Французы и англичане чуть ранее сделали то же самое при помощи приключенческой литературы, так что во времена моего отрочества мы – благодаря Александру Дюма, Вальтеру Скотту, Стивенсону, Хаггарду, Конан-Дойлу, Буссенару, да и тем же американцам, Фенимору Куперу с Майн Ридом, не говоря уж о Пинкертонах с Никами Картерами – знали чужую историю лучше своей, а играли исключительно в «иностранных» героев: мушкетеров, сыщиков, рыцарей или индейцев.
А чем хуже русские богатыри и казаки, суворовские гренадеры и кутузовские гусары, ермоловские егеря и кавказские горцы? Почему бы России не эпизировать свою богатую, увлекательную историю? Неужто многовековые столкновения с Великой Степью менее драматичны, чем Крестовые походы, а освоение Сибири менее фактурно, чем освоение Дикого Запада? А эпоха Петра и великой Екатерины? А 1812 год? А Кавказ и Хива с Бухарой? А Дальний Восток?
Разумеется, речь не идет о том, что государство дает приказ литераторам и киностудиям: в течение следующей, прости Господи, пятилетки, создать столько-то фильмов и романов с прославлением русской истории. Искусство по указке не работает, и ничего живого так не создашь. Я говорю не об администрировании творческого процесса, а о его стимулировании, и чуть позже я расскажу, как оно могло бы быть устроено. Сейчас же просто хочу констатировать: если подростки других стран начнут играть в русских героев, свободно выговаривать русские имена, если кто-то будет за Лжедмитрия, а кто-то за Годунова, кто-то за линейных казаков, а кто-то за шамилевских мюридов – можно будет считать, что половина дела сделана.
Что есть у России в «запасниках», кроме великой истории?
Конечно же, великая литература, которой мы обязаны предыдущему столетию. Вот область, в которой наша культура уж точно может претендовать на первенство. Романы Толстого и Достоевского, драматургия Чехова – самый ценный вклад России в улучшение человечества. Если нас в мире сегодня хоть сколько-то знают и понимают, то в основном благодаря этим книгам.
Со второй половины того же девятнадцатого века обнаружилось, что Россия сильна и своей классической музыкой. Не до такой степени, как Италия или Германия, однако же наше преимущество заключается в том, что величие итальянской музыки в основном осталось в прошлом, да и Германия после Вагнера не поражала мир ничем выдающимся, а у нас есть и Рахманинов, и Стравинский, и Прокофьев с Шостаковичем. Наши композиторы каким-то магическим образом слышат музыку сфер, и ничем, кроме особенностей русского культурного эфира, объяснить это невозможно.
Совсем недавно выяснилось, что у нас есть и первоклассная живопись. Еще сто лет назад остальной мир ее не замечал, полвека назад снисходительно стал похваливать каких-нибудь передвижников, но двадцатый век выдвинул наших художников в авангард мирового искусства. Я слышал, что в Европе сейчас гремят имена Василия Кандинского и Марка Шагала, огромен интерес к нашим Филонову и Лентулову, к нашим конструктивистам. Революционный прорыв в современном искусстве в значительной степени – заслуга женщин, которые лишь теперь получили возможность полноценного творческого труда, и посмотрите, каких замечательных художниц подарила миру Россия: Зинаиду Серебрякову, Наталью Гончарову, Марианну Веревкину.
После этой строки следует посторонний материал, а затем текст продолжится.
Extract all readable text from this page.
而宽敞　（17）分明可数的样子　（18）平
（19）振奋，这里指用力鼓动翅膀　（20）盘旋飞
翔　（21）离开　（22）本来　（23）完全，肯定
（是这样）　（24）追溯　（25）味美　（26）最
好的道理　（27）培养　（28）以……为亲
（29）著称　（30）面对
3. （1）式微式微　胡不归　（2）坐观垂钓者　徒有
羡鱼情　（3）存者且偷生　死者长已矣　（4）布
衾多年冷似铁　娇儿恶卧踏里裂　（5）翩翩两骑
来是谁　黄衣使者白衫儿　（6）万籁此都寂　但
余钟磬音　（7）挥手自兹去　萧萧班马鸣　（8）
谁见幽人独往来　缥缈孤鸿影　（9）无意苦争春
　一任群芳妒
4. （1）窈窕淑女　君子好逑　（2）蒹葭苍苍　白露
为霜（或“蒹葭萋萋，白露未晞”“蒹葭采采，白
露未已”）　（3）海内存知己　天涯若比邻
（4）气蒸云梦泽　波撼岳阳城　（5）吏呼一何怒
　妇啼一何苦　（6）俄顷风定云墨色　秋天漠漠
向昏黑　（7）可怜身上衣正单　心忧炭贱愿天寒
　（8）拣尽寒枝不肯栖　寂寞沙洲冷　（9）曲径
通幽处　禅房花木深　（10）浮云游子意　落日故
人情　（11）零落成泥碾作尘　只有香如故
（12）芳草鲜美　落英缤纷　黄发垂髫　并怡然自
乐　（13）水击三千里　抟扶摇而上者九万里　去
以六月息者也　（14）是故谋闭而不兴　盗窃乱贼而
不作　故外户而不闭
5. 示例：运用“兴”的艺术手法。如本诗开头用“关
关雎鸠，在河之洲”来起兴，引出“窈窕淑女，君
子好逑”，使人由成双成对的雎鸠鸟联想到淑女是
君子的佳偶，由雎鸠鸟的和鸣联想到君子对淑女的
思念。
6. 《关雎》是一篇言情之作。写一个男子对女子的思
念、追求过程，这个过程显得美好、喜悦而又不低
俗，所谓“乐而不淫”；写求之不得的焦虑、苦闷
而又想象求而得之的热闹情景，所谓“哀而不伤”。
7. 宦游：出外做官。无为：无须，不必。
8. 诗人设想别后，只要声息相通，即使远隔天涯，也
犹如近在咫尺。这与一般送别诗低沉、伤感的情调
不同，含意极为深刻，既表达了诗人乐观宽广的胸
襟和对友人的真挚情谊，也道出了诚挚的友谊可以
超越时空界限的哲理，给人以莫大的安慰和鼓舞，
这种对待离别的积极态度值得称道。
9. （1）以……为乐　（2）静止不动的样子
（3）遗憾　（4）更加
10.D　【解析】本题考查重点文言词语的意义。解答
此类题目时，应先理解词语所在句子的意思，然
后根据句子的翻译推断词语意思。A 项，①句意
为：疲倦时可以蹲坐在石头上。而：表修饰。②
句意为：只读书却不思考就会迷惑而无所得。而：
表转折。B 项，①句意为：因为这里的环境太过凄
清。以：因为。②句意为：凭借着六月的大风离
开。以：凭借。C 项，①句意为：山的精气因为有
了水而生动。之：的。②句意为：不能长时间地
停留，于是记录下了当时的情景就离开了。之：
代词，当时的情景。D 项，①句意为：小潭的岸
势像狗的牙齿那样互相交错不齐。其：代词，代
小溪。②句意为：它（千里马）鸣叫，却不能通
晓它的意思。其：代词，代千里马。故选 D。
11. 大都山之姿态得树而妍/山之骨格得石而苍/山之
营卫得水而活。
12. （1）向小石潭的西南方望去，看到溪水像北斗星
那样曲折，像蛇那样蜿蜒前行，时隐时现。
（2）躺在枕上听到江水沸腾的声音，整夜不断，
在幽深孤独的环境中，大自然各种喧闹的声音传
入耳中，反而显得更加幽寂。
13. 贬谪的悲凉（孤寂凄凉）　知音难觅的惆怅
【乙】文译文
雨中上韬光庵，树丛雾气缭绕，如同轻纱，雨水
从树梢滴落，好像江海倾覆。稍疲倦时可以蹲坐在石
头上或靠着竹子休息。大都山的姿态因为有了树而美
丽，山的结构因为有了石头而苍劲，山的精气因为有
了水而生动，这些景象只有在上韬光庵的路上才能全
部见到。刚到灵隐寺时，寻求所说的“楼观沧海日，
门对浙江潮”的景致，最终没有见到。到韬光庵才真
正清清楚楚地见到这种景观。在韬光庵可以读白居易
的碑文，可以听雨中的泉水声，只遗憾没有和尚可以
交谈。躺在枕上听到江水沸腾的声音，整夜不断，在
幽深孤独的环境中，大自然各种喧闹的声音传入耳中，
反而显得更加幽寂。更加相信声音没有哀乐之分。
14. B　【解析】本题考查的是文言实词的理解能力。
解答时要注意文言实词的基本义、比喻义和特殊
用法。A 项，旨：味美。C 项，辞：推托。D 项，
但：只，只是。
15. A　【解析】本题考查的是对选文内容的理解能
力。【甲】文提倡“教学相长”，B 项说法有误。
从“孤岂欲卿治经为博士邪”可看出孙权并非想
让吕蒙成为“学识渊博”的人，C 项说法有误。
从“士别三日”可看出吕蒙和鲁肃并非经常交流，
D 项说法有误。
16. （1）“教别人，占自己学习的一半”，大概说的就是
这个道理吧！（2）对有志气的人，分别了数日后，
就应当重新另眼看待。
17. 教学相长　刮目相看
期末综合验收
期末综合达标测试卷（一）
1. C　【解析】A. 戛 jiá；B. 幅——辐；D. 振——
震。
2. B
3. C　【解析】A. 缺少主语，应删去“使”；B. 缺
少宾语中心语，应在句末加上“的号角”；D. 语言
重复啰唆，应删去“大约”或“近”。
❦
Вы скажете, что большинство из вышеупомянутых российских мастеров вынуждены жить в эмиграции, а я вам отвечу, что и это тоже одно из многообещающих семян российской колонизации мира. Русская диаспора, следствие национальной трагедии, может стать одним из важных факторов распространения нашей культуры, потому что это самая развитая и образованная страта российской цивилизации, ее верхний слой, накапливавшийся веками. Конечно, дети и внуки эмигрантов ассимилируются; пока Россия остается в постыдном состоянии, они, возможно, будут стесняться своего происхождения, но когда страна преобразится и начнет быстро развиваться, всякому человеку с русскими корнями будет приятно их оживить, и тут уж дело государственной политики – как содействовать этой плодотворной тенденции.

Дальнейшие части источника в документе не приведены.